EMCOR Group (UK), which provides facilities management and CCTV services for the Department of Health & Social Care (DHSC), has submitted a breach report as a processor of personal data, alleging images were taken from its system without consent from either EMCOR Group (UK) or the DHSC.
Images from the video were published in The Sun newspaper late last month, under the headline: “CHEATING HANCOCK. Matt Hancock’s secret affair with aide Gina Coladangelo is exposed after office snogs while Covid raged on.”
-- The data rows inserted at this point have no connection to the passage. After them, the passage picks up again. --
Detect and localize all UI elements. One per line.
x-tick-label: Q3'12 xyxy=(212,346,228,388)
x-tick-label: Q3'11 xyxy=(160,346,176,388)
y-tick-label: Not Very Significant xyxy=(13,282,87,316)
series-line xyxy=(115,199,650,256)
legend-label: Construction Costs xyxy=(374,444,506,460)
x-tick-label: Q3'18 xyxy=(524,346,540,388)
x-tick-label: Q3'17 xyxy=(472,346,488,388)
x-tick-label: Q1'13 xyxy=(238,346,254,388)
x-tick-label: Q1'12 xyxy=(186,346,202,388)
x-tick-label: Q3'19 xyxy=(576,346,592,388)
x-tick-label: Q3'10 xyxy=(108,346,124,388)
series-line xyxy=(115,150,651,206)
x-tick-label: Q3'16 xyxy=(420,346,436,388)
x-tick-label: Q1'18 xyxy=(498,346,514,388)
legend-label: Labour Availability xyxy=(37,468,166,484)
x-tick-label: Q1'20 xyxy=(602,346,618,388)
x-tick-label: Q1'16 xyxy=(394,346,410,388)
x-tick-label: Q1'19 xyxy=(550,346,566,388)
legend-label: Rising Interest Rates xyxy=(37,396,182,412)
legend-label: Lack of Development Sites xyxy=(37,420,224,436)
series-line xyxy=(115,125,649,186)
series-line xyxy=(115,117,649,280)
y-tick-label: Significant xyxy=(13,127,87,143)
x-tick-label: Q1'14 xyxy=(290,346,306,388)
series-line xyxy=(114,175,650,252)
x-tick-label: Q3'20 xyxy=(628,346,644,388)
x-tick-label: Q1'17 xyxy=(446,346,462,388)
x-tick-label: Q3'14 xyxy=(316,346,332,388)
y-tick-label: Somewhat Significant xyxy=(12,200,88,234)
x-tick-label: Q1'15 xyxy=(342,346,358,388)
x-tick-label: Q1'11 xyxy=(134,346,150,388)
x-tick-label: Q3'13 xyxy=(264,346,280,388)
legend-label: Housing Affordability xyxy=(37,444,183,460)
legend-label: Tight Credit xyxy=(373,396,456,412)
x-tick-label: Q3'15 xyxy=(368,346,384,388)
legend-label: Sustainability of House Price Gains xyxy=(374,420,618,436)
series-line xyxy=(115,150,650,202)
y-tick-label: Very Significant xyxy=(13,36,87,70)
The Sun attributed its report of Hancock’s affair to “a concerned Whitehall whistleblower who thought they deserved a wider audience”.
However, it is a grey area; according to data laws, “those responsible for using personal data must ensure it is used fairly, lawfully and transparently, for specific purposes, in a way that is relevant and limited to what is necessary, kept for no longer than is necessary and handled in a way that ensures appropriate security”.
The Sun could argue that publishing the pictures was in the public interest, but whether that defence will be applicable to whoever allegedly stole the footage is another matter.
In response to the breach report, ICO teams have carried out searches of two residential properties in the South of England, seizing personal computer equipment and electronic devices as part of the operation.
The ICO says its enquiries into alleged breaches of section 170 of the Data Protection Act 2018 continue.
ICO director of investigations Steve Eckersley said: “It’s vital that all people, including employees and visitors to public buildings, have trust and confidence in the protection of their personal data captured by CCTV.
“In these circumstances, the ICO aims to react swiftly and effectively to investigate where there is a risk that other people may have unlawfully obtained personal data. We have an ongoing investigation into criminal matters and will not be commenting further until it is concluded.”